Description
Blood Moon
by Elaine S. Nussbaum
The poems in Blood Moon recount the first eighteen months of the Covid-19 pandemic. Elaine Nussbaum’s personal narrative is interwoven with social issues, climate change, and astronomical events, such as the blood moon that occurred simultaneously with a blue moon on Oct 31, 2020. The titular poem from the collection pays tribute to Marvin Bell and his “Dead Man” poems—
All the dead people can’t live without you Marvin, and the live people cannot die
We are a country washed up on a beach after a shipwreck.
The tide is coming in, and the waves are getting closer
It is raining and we are naked…
Help will be coming in eighty days, but how do we get through this without eating each other?
ENJOY A VIDEO OF ELAINE READING FROM THE BOOK:
Elaine Nussbaum — A Featured Poet on The Poetry Box LIVE (July 2022)
About the Author
Elaine Nussbaum lives in Scappoose, Oregon with her partner, David, three cats, five hens and a rooster named Echinacea. When she is not working as a substitute teacher at a juvenile detention facility, infusing poetry into the curriculum, she is writing in her cabin surrounded by 3 and 1/2 acres of second growth forest. Every fall, salmon spawn in the creek which runs through her front yard. In her spare time, Ms. Nussbaum enjoys cross-country skiing and sea kayaking. Currently, she and David are restoring a 37-foot sailboat, and plan to sail the inside passage to Alaska next summer.
Ms. Nussbaum holds an MFA in Writing from Pacific University (2013), and a Certificate in Writing from the Jack Kerouac School of Disembodied Poetics at Boulder University (1986). Her work has appeared in Poetry Seattle, Bombay Gin, The Sun, Spilt Infinitive, Louisiana Literature, Silk Road, Thimbleberry, Artists and Climate Change, Persimmon Tree, Headline Poetry and Press, and Terrain. A chapbook of her work, Poems in the Key of D Flat was published by Overwrought Press, in 1992, and a collection of her poetry, Jesus Christ Made Seattle Under Protest was published by Finishing Line Press, in September 2019. She also has a poem appearing in Support Ukraine (anthology by Moonstone Press, 2022)
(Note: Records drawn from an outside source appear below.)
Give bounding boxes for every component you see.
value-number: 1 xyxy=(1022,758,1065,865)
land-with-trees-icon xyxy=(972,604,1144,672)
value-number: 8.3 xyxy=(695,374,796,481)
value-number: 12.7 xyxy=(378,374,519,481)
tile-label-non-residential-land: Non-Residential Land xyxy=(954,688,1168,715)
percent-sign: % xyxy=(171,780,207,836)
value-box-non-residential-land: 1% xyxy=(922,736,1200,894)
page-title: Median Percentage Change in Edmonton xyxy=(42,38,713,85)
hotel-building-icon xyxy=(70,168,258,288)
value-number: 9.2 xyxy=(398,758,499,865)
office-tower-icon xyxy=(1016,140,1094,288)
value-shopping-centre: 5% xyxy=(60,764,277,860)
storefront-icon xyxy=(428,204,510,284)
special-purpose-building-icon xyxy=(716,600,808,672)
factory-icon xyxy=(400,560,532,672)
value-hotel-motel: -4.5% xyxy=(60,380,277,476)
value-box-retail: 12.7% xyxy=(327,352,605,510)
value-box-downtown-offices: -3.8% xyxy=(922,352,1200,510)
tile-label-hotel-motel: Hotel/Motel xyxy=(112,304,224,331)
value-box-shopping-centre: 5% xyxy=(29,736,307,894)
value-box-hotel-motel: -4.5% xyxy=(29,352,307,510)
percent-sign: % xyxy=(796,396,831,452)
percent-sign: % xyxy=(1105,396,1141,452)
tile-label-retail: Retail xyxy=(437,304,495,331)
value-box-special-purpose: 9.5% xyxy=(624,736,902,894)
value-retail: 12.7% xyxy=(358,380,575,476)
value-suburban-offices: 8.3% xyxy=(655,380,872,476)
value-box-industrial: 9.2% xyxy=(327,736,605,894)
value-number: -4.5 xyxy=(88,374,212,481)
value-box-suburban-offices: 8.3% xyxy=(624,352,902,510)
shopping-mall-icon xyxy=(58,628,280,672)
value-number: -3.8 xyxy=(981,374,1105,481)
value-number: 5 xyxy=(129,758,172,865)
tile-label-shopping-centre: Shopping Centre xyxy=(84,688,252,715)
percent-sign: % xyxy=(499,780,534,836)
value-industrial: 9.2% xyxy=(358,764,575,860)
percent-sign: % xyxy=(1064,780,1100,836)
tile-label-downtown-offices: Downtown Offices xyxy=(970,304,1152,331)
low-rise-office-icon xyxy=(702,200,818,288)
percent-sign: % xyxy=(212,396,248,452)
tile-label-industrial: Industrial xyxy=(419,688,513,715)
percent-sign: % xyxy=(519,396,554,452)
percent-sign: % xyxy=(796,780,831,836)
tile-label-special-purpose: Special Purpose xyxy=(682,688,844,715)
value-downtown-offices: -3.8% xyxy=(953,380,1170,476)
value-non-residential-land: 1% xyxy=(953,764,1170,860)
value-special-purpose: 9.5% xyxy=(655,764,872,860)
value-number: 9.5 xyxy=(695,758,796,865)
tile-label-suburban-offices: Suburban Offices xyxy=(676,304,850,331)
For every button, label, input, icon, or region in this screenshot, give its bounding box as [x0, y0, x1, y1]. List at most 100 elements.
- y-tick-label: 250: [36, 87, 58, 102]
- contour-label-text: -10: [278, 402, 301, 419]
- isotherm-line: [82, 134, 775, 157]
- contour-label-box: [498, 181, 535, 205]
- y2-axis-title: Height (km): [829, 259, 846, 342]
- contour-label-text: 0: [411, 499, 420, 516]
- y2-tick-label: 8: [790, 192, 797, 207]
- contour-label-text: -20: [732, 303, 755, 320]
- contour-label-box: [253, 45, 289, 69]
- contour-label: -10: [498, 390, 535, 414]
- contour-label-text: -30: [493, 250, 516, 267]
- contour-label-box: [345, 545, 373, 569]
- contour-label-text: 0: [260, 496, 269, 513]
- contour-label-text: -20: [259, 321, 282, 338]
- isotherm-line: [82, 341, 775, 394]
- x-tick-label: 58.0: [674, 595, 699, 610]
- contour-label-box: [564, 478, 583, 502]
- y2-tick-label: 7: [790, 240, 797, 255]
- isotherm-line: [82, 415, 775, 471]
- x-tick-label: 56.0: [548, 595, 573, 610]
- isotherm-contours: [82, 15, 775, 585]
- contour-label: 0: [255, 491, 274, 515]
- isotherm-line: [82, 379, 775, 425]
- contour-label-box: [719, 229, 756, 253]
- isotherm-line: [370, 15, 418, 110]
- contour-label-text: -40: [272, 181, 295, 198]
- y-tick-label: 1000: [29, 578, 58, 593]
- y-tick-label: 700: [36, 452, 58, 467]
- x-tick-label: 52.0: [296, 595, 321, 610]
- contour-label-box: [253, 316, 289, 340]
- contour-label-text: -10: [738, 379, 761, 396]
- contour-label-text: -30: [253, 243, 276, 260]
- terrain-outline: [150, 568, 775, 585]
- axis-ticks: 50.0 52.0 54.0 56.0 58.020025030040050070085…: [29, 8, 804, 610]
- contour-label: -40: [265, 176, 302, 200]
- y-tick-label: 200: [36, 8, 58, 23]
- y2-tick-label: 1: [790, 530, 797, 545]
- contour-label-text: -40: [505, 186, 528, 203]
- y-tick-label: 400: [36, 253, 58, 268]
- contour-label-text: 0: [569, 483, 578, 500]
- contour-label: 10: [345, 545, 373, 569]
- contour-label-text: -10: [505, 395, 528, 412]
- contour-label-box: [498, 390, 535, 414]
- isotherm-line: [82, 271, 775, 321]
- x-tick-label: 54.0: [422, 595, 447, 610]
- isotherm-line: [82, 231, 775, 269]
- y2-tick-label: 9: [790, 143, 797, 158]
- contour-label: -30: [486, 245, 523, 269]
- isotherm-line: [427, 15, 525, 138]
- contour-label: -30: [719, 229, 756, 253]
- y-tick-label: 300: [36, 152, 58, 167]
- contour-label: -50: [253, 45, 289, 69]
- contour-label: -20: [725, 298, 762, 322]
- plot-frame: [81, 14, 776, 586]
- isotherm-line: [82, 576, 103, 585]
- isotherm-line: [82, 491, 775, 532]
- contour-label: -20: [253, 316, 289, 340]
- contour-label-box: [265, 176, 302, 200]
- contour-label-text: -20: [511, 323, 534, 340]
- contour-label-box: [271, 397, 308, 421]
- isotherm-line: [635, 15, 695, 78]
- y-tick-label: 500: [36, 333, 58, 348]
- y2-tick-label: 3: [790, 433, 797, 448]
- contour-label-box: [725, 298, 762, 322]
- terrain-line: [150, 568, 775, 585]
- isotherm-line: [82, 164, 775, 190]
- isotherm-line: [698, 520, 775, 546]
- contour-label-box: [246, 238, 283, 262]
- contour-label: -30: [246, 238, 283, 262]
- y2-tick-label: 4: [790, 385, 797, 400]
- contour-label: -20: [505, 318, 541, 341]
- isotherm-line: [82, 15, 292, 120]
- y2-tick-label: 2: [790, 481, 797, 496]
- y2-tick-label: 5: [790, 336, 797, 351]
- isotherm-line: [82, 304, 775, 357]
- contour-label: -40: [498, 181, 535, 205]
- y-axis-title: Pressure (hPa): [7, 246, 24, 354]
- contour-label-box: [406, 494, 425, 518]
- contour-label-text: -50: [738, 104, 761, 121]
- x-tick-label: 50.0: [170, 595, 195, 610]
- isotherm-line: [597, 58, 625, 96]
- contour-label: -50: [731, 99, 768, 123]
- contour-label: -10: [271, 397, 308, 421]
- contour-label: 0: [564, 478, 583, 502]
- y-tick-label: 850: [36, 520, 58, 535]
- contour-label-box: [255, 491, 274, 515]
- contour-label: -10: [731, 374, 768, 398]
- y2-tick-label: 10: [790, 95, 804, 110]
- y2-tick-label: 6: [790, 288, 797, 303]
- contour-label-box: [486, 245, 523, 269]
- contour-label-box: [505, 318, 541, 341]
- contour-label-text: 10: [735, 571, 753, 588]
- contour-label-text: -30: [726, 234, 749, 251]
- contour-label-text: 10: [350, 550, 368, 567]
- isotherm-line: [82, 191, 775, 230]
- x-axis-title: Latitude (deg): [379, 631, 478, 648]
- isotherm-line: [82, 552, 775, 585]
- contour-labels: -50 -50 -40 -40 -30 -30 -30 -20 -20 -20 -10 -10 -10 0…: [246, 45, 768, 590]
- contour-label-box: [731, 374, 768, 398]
Early Praise for Blood Moon:
In this series of mostly prose poems, the reader’s brought face to face with the immense malaise of our moment. The focus moves from the natural world to the various disasters surrounding us: homelessness, wildfires, Covid, social unrest. I admire the ordinary details of a life woven into the fabric of a poetry of witness. Check it out!
—Joseph Millar, author of Dark Harvest
Elaine Nussbaum’s Blood Moon reads like a personal journal of the COVID pandemic with seemingly stream of consciousness observations, until you realize that by weaving past and present, national, and local events, she shows how each reflects on another. Sometimes the speed of happenings is dizzying as her images race through history along with the progress of the pandemic from early fears and errors to the exhaustion of two years later. She captures the sense of suspension we all felt, even as we went about daily life. Her view is both sweeping and micro-focused. World death count, presidential election, Western forest fires, the local grocery store, and birds outside her window. Are all connected?
—Sherry Rind, author of Between States of Matter
and The Store-House of Wonder and Astonishment
The poems in Blood Moon are shards of light wrested from a dark and chaotic time in our history. Nussbaum journeys deep into our collective experience of the pandemic and emerges with poems of remarkable beauty and resonance. As the Covid death toll climbs, wildfires rage, and protestors clash in the streets, the poet struggles to make sense of the madness and draws strength and solace from the natural world: the changing seasons, cycles of the moon, and resiliency of wild creatures.
Nussbaum is a master of closely observed, finely rendered images: the feeling of a pinky finger grazing the back of a stranger’s hand; ivory-colored butterflies with two charcoal dots on each wing.
Though firmly rooted in a specific moment time, these poems are about more than living through the pandemic. They are about how to keep our hearts open and our spirits intact even when the world is burning down around us. This is a nightmare/ we will wake up from, she writes. The Rufus Hummingbird/ still searches for sugar water/ in the red-based feeder.
—Gwen McNeir, author of An Animal with Wings
Kristina Hakanson –
Blood Moon’s arrangement is tight, and though chronological, it reads expansively, recursively. The variety of pieces shows Elaine Nussbaum’s range from haiku-like images to short lyric pieces to longer narratives. Throughout it all, Nussbaum gives us the moons, the shades of red, the pandemic, the politics, the deaths, the students, the slender wisteria branch, and the yellow broccoli flowers.